Banished to Macedonia, his houses destroyed and lands dedicated to the goddess of Liberty, Cicero fell into a depression. In letters home, he despaired at the shame he had brought on his family. But people were sympathetic. Pompey needed Cicero back and had the new tribune, Milo, campaign for his return. Clodius’ thugs campaigned in opposition and days of street fighting ended only when Milo’s own gang guarded the senate while it voted for Cicero’s recall. Clodius cast the only vote against.

5. Ovid 

Exiled to: Tomis, 8 CE
Cause: He wouldn’t say
Recalled: Never

Getting kicked out of Rome was bad enough. Worse, sometimes, was where you ended up.
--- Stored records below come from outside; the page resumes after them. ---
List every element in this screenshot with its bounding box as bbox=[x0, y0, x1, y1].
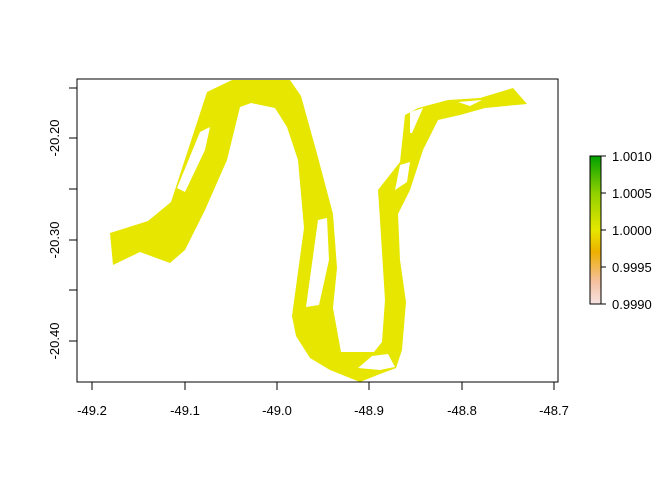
x-tick-label: -48.8 bbox=[447, 403, 477, 418]
legend-tick-label: 0.9995 bbox=[612, 260, 652, 275]
y-tick-label: -20.40 bbox=[47, 323, 62, 360]
x-tick-label: -49.2 bbox=[77, 403, 107, 418]
legend-tick-label: 1.0005 bbox=[612, 186, 652, 201]
river-polygon bbox=[110, 80, 527, 382]
color-legend: 1.0010 1.0005 1.0000 0.9995 0.9990 bbox=[589, 149, 652, 312]
y-tick-label: -20.20 bbox=[47, 120, 62, 157]
legend-colorbar bbox=[589, 155, 602, 305]
x-tick-label: -48.7 bbox=[539, 403, 569, 418]
x-axis: -49.2 -49.1 -49.0 -48.9 -48.8 -48.7 bbox=[77, 381, 569, 418]
y-tick-label: -20.30 bbox=[47, 222, 62, 259]
legend-tick-label: 1.0010 bbox=[612, 149, 652, 164]
x-tick-label: -49.0 bbox=[262, 403, 292, 418]
x-tick-label: -48.9 bbox=[354, 403, 384, 418]
legend-tick-label: 0.9990 bbox=[612, 297, 652, 312]
river-shape bbox=[110, 80, 527, 382]
x-tick-label: -49.1 bbox=[170, 403, 200, 418]
y-axis: -20.20 -20.30 -20.40 bbox=[47, 87, 78, 366]
legend-tick-label: 1.0000 bbox=[612, 223, 652, 238]
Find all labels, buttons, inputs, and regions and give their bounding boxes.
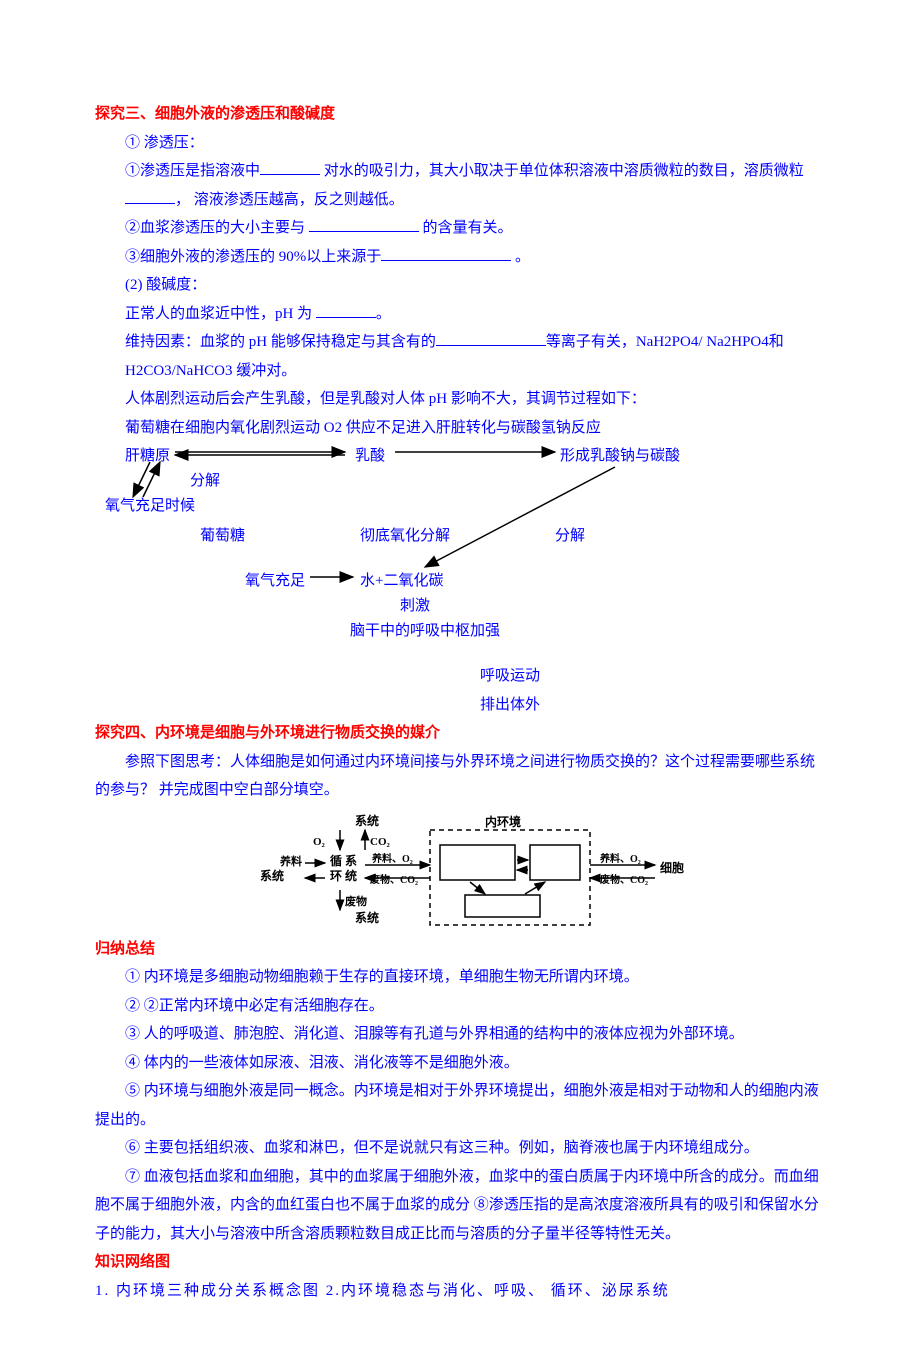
node-xingcheng: 形成乳酸钠与碳酸 xyxy=(560,442,680,471)
text: 的含量有关。 xyxy=(419,220,513,236)
svg-text:系: 系 xyxy=(345,853,357,868)
network-item1: 1. 内环境三种成分关系概念图 2.内环境稳态与消化、呼吸、 循环、泌尿系统 xyxy=(95,1277,825,1306)
svg-text:CO₂: CO₂ xyxy=(370,836,391,848)
blank-field[interactable] xyxy=(436,331,546,346)
svg-text:养料: 养料 xyxy=(279,854,302,868)
text: 。 xyxy=(511,249,530,265)
svg-text:O₂: O₂ xyxy=(313,836,326,848)
node-rusuan: 乳酸 xyxy=(355,442,385,471)
svg-text:系统: 系统 xyxy=(355,910,379,925)
blank-field[interactable] xyxy=(316,303,376,318)
node-huxi: 呼吸运动 xyxy=(195,662,825,691)
blank-field[interactable] xyxy=(309,217,419,232)
svg-text:系统: 系统 xyxy=(260,868,284,883)
svg-text:养料、O₂: 养料、O₂ xyxy=(599,852,641,865)
text: 正常人的血浆近中性，pH 为 xyxy=(125,306,316,322)
flow-diagram: 肝糖原 乳酸 形成乳酸钠与碳酸 分解 氧气充足时候 葡萄糖 彻底氧化分解 分解 … xyxy=(125,442,825,662)
svg-text:废物、CO₂: 废物、CO₂ xyxy=(600,873,648,886)
node-fenjie2: 分解 xyxy=(555,522,585,551)
section3-item2-2: 维持因素：血浆的 pH 能够保持稳定与其含有的等离子有关，NaH2PO4/ Na… xyxy=(125,328,825,385)
network-title: 知识网络图 xyxy=(95,1248,825,1277)
text: ， 溶液渗透压越高，反之则越低。 xyxy=(175,192,404,208)
section3-item1: ① 渗透压： xyxy=(95,129,825,158)
flow-line1: 葡萄糖在细胞内氧化剧烈运动 O2 供应不足进入肝脏转化与碳酸氢钠反应 xyxy=(95,414,825,443)
svg-text:废物: 废物 xyxy=(345,894,367,908)
blank-field[interactable] xyxy=(125,189,175,204)
section3-title: 探究三、细胞外液的渗透压和酸碱度 xyxy=(95,100,825,129)
summary-title: 归纳总结 xyxy=(95,935,825,964)
section4-para1: 参照下图思考：人体细胞是如何通过内环境间接与外界环境之间进行物质交换的？这个过程… xyxy=(95,748,825,805)
section3-item2: (2) 酸碱度： xyxy=(95,271,825,300)
summary-item4: ④ 体内的一些液体如尿液、泪液、消化液等不是细胞外液。 xyxy=(95,1049,825,1078)
blank-field[interactable] xyxy=(381,246,511,261)
section3-item1-3: ③细胞外液的渗透压的 90%以上来源于 。 xyxy=(95,243,825,272)
node-paichu: 排出体外 xyxy=(195,691,825,720)
node-oxygen2: 氧气充足 xyxy=(245,567,305,596)
summary-item2: ② ②正常内环境中必定有活细胞存在。 xyxy=(95,992,825,1021)
node-putao: 葡萄糖 xyxy=(200,522,245,551)
svg-text:内环境: 内环境 xyxy=(485,814,521,829)
exchange-diagram: 系统 O₂ CO₂ 养料 循 环 系统 系 统 养料、O₂ 废物、CO₂ 废物 … xyxy=(225,810,695,930)
text: 维持因素：血浆的 pH 能够保持稳定与其含有的 xyxy=(125,334,436,350)
svg-text:统: 统 xyxy=(345,868,357,883)
svg-text:养料、O₂: 养料、O₂ xyxy=(371,852,413,865)
summary-item5: ⑤ 内环境与细胞外液是同一概念。内环境是相对于外界环境提出，细胞外液是相对于动物… xyxy=(95,1077,825,1134)
node-oxygen: 氧气充足时候 xyxy=(105,492,195,521)
text: 。 xyxy=(376,306,391,322)
blank-field[interactable] xyxy=(260,160,320,175)
summary-item3: ③ 人的呼吸道、肺泡腔、消化道、泪腺等有孔道与外界相通的结构中的液体应视为外部环… xyxy=(95,1020,825,1049)
svg-text:循: 循 xyxy=(330,853,342,868)
summary-item7: ⑦ 血液包括血浆和血细胞，其中的血浆属于细胞外液，血浆中的蛋白质属于内环境中所含… xyxy=(95,1163,825,1249)
node-chedi: 彻底氧化分解 xyxy=(360,522,450,551)
svg-text:细胞: 细胞 xyxy=(660,860,684,875)
section3-item1-1: ①渗透压是指溶液中 对水的吸引力，其大小取决于单位体积溶液中溶质微粒的数目，溶质… xyxy=(125,157,825,214)
section3-item1-2: ②血浆渗透压的大小主要与 的含量有关。 xyxy=(95,214,825,243)
section4-title: 探究四、内环境是细胞与外环境进行物质交换的媒介 xyxy=(95,719,825,748)
text: ③细胞外液的渗透压的 90%以上来源于 xyxy=(125,249,381,265)
text: ①渗透压是指溶液中 xyxy=(125,163,260,179)
text: ②血浆渗透压的大小主要与 xyxy=(125,220,309,236)
text: 对水的吸引力，其大小取决于单位体积溶液中溶质微粒的数目，溶质微粒 xyxy=(320,163,804,179)
svg-text:系统: 系统 xyxy=(355,813,379,828)
summary-item1: ① 内环境是多细胞动物细胞赖于生存的直接环境，单细胞生物无所谓内环境。 xyxy=(95,963,825,992)
node-naogan: 脑干中的呼吸中枢加强 xyxy=(350,617,500,646)
svg-text:环: 环 xyxy=(330,869,342,883)
section3-item3: 人体剧烈运动后会产生乳酸，但是乳酸对人体 pH 影响不大，其调节过程如下： xyxy=(95,385,825,414)
summary-item6: ⑥ 主要包括组织液、血浆和淋巴，但不是说就只有这三种。例如，脑脊液也属于内环境组… xyxy=(95,1134,825,1163)
section3-item2-1: 正常人的血浆近中性，pH 为 。 xyxy=(95,300,825,329)
node-gan: 肝糖原 xyxy=(125,442,170,471)
svg-text:废物、CO₂: 废物、CO₂ xyxy=(370,873,418,886)
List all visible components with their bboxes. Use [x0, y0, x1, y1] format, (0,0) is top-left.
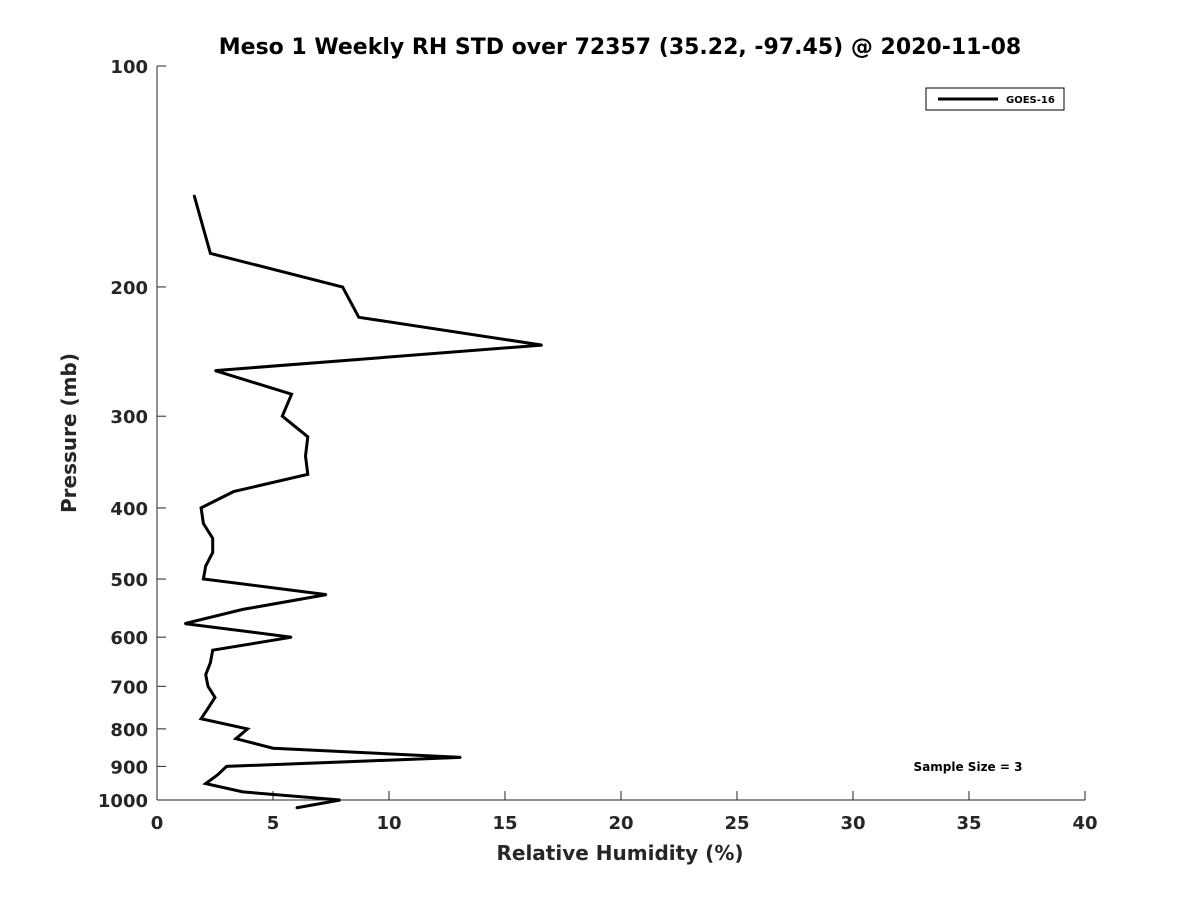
data-point	[211, 649, 214, 651]
y-tick-label: 900	[110, 757, 148, 778]
y-tick-label: 100	[110, 57, 148, 78]
sample-size-annotation: Sample Size = 3	[914, 760, 1023, 774]
data-point	[232, 490, 235, 493]
data-point	[204, 782, 207, 785]
x-tick-label: 40	[1072, 813, 1097, 834]
y-axis-label: Pressure (mb)	[57, 353, 81, 513]
series-line-goes16	[184, 194, 543, 810]
x-tick-label: 35	[956, 813, 981, 834]
x-tick-label: 25	[724, 813, 749, 834]
legend: GOES-16	[925, 87, 1065, 111]
x-axis-label: Relative Humidity (%)	[496, 841, 743, 865]
data-point	[358, 316, 360, 319]
data-point	[281, 415, 284, 418]
data-point	[541, 344, 543, 346]
x-tick-label: 0	[151, 813, 164, 834]
data-point	[307, 435, 309, 438]
legend-label-goes16: GOES-16	[1006, 95, 1055, 106]
data-point	[204, 565, 207, 567]
y-tick-label: 800	[110, 720, 148, 741]
data-point	[304, 455, 307, 457]
data-point	[460, 756, 462, 759]
chart-title: Meso 1 Weekly RH STD over 72357 (35.22, …	[219, 35, 1021, 60]
data-point	[200, 507, 202, 509]
data-point	[216, 774, 219, 776]
y-tick-label: 700	[110, 677, 148, 698]
data-point	[295, 807, 298, 809]
data-point	[214, 696, 216, 699]
data-point	[207, 707, 209, 710]
y-tick-label: 200	[110, 278, 148, 299]
data-point	[225, 765, 228, 768]
data-point	[290, 636, 293, 638]
data-point	[200, 717, 202, 720]
y-tick-label: 300	[110, 407, 148, 428]
data-point	[242, 791, 244, 793]
y-tick-label: 600	[110, 628, 148, 649]
data-point	[202, 522, 205, 525]
data-point	[272, 747, 274, 749]
data-point	[209, 661, 212, 664]
axes: 0 5 10 15 20 25 30 35 40 100 200 300 400 500 600 700 800…	[98, 57, 1098, 834]
data-point	[211, 537, 214, 540]
data-point	[204, 673, 207, 676]
data-point	[242, 608, 244, 611]
x-tick-label: 15	[492, 813, 517, 834]
x-tick-label: 10	[376, 813, 401, 834]
data-point	[193, 194, 195, 197]
data-point	[339, 799, 342, 801]
data-point	[325, 593, 328, 596]
y-tick-label: 400	[110, 499, 148, 520]
data-point	[209, 252, 212, 255]
data-point	[246, 728, 249, 730]
x-tick-label: 30	[840, 813, 865, 834]
data-point	[341, 286, 344, 288]
data-point	[235, 737, 237, 740]
x-tick-label: 20	[608, 813, 633, 834]
data-point	[214, 369, 216, 372]
data-point	[211, 551, 214, 554]
data-point	[207, 685, 209, 688]
data-point	[290, 393, 293, 396]
y-tick-label: 1000	[98, 791, 148, 812]
plot-area	[184, 194, 543, 810]
data-point	[202, 578, 205, 580]
data-point	[307, 473, 309, 476]
data-point	[184, 622, 186, 625]
x-tick-label: 5	[267, 813, 280, 834]
y-tick-label: 500	[110, 570, 148, 591]
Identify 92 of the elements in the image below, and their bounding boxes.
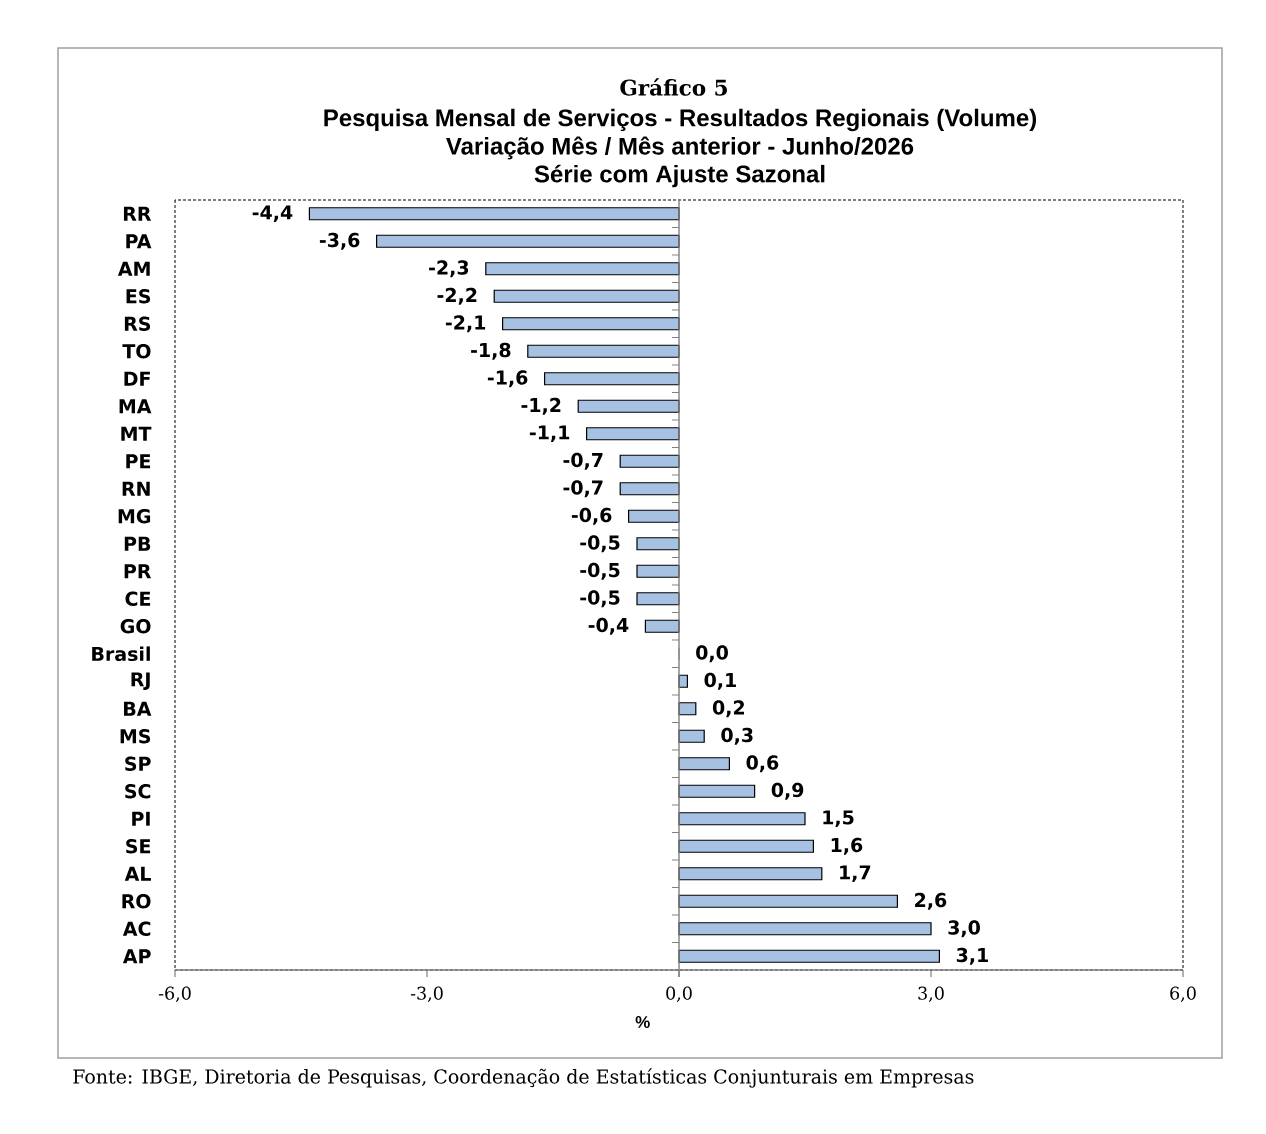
bar (619, 454, 680, 468)
y-tick-label: SP (125, 756, 151, 771)
x-tick-label: 0,0 (666, 986, 692, 1002)
data-label: -1,2 (521, 397, 561, 415)
data-label: 1,7 (840, 865, 871, 883)
bar (678, 757, 730, 771)
y-tick-label: PI (132, 811, 150, 826)
y-tick-label: PB (124, 536, 151, 551)
y-tick-label: PE (126, 454, 151, 469)
x-tick-label: -6,0 (158, 986, 191, 1002)
y-tick-label: RR (123, 206, 152, 221)
y-tick-label: RS (124, 316, 151, 331)
data-label: 0,6 (746, 755, 779, 773)
data-label: -0,7 (563, 452, 603, 470)
text: Variação Mês / Mês anterior - Junho/2026 (446, 136, 914, 160)
x-axis-title: % (635, 1016, 650, 1028)
data-label: 0,1 (704, 672, 736, 690)
y-tick-label: MA (119, 399, 152, 414)
chart-title: Gráfico 5 (620, 78, 727, 96)
y-tick-label: MS (120, 729, 151, 744)
bar (628, 509, 680, 523)
bar (636, 592, 680, 606)
bar (619, 482, 680, 496)
x-tick-label: -3,0 (410, 986, 443, 1002)
data-label: 0,0 (696, 645, 728, 663)
y-tick-label: GO (120, 619, 151, 634)
bar (678, 894, 898, 908)
y-tick-label: DF (124, 371, 150, 386)
data-label: 2,6 (915, 892, 947, 910)
y-tick-label: RN (122, 481, 150, 496)
y-tick-label: SE (126, 839, 151, 854)
bar (678, 949, 940, 963)
bar (577, 399, 680, 413)
data-label: -0,4 (588, 617, 629, 635)
y-tick-label: AC (122, 921, 151, 936)
x-tick-label: 6,0 (1170, 986, 1196, 1002)
data-label: -1,1 (529, 425, 570, 443)
bar (678, 839, 814, 853)
y-tick-label: BA (124, 701, 152, 716)
data-label: 1,5 (823, 810, 854, 828)
data-label: -0,7 (563, 480, 603, 498)
data-label: -3,6 (319, 232, 360, 250)
data-label: -1,8 (471, 342, 511, 360)
chart-subtitle: Pesquisa Mensal de Serviços - Resultados Regionais (Volume) (324, 108, 1037, 132)
y-tick-label: MG (118, 509, 151, 524)
bar (376, 234, 680, 248)
y-tick-label: ES (126, 289, 151, 304)
bar (493, 289, 680, 303)
y-tick-label: CE (125, 591, 151, 606)
data-label: -4,4 (252, 205, 293, 223)
data-label: 0,3 (721, 727, 753, 745)
y-tick-label: PA (126, 234, 152, 249)
bar (485, 262, 680, 276)
y-tick-label: RJ (131, 672, 150, 691)
y-tick-label: AP (122, 949, 151, 964)
bar (527, 344, 680, 358)
bar (678, 922, 932, 936)
data-label: -1,6 (487, 370, 528, 388)
data-label: 0,2 (712, 700, 745, 718)
bar (678, 729, 705, 743)
data-label: -0,5 (580, 590, 620, 608)
y-tick-label: SC (125, 784, 151, 799)
bar (678, 812, 806, 826)
y-tick-label: AM (117, 261, 150, 276)
bar (636, 537, 680, 551)
x-tick-label: 3,0 (918, 986, 944, 1002)
data-label: -2,2 (437, 287, 477, 305)
data-label: 0,9 (771, 782, 804, 800)
y-tick-label: RO (122, 894, 151, 909)
source-note: Fonte: IBGE, Diretoria de Pesquisas, Coordenação de Estatísticas Conjunturais em Empresas (73, 1068, 974, 1088)
data-label: -0,6 (571, 507, 612, 525)
data-label: 3,1 (956, 947, 988, 965)
y-tick-label: AL (124, 866, 151, 881)
bar (644, 619, 680, 633)
data-label: -2,3 (429, 260, 469, 278)
bar (636, 564, 680, 578)
bar (502, 317, 680, 331)
data-label: 3,0 (948, 920, 980, 938)
data-label: -0,5 (580, 535, 620, 553)
text: Série com Ajuste Sazonal (534, 164, 825, 188)
y-tick-label: MT (121, 426, 152, 441)
bar (586, 427, 680, 441)
y-tick-label: TO (122, 344, 151, 359)
data-label: 1,6 (831, 837, 863, 855)
bar (678, 867, 823, 881)
data-label: -2,1 (445, 315, 486, 333)
y-tick-label: Brasil (92, 646, 150, 662)
bar (308, 207, 680, 221)
data-label: -0,5 (580, 562, 620, 580)
bar (544, 372, 680, 386)
bar (678, 784, 756, 798)
y-tick-label: PR (124, 564, 152, 579)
Ovid, a man about town and a poet with no political motivations, loved Rome for Rome. Famed for erotic poetry, he ran up against moral reforms that Augustus enacted. However, this might have been a smokescreen to punish Ovid for a less tangible “mistake.” Ovid writes it was not a crime but more of a "fault" that greatly offended Augustus and that it was not safe to talk about. Scholars agree it was something he saw or heard, perhaps entangled with Augustus' family life.

Tomis, a coastal town on the Black Sea, was wild and untamed. A rural exile for an urbane man was a twisted punishment. Ovid missed Rome's vines and orchards.

Technically, Ovid was not fully exiled, just “relegated,” but still able to keep his property. He left his wife in Rome to manage their estate and he addressed poetry to Augustus asking to be forgiven. Augustus was unmoved by his verse.

His early work was stripped from public libraries and his exile poetry was circulated privately. His most famous poem completed in exile, the Metamorphoses, ends, "wherever Roman might extends ... in my fame forever I will live."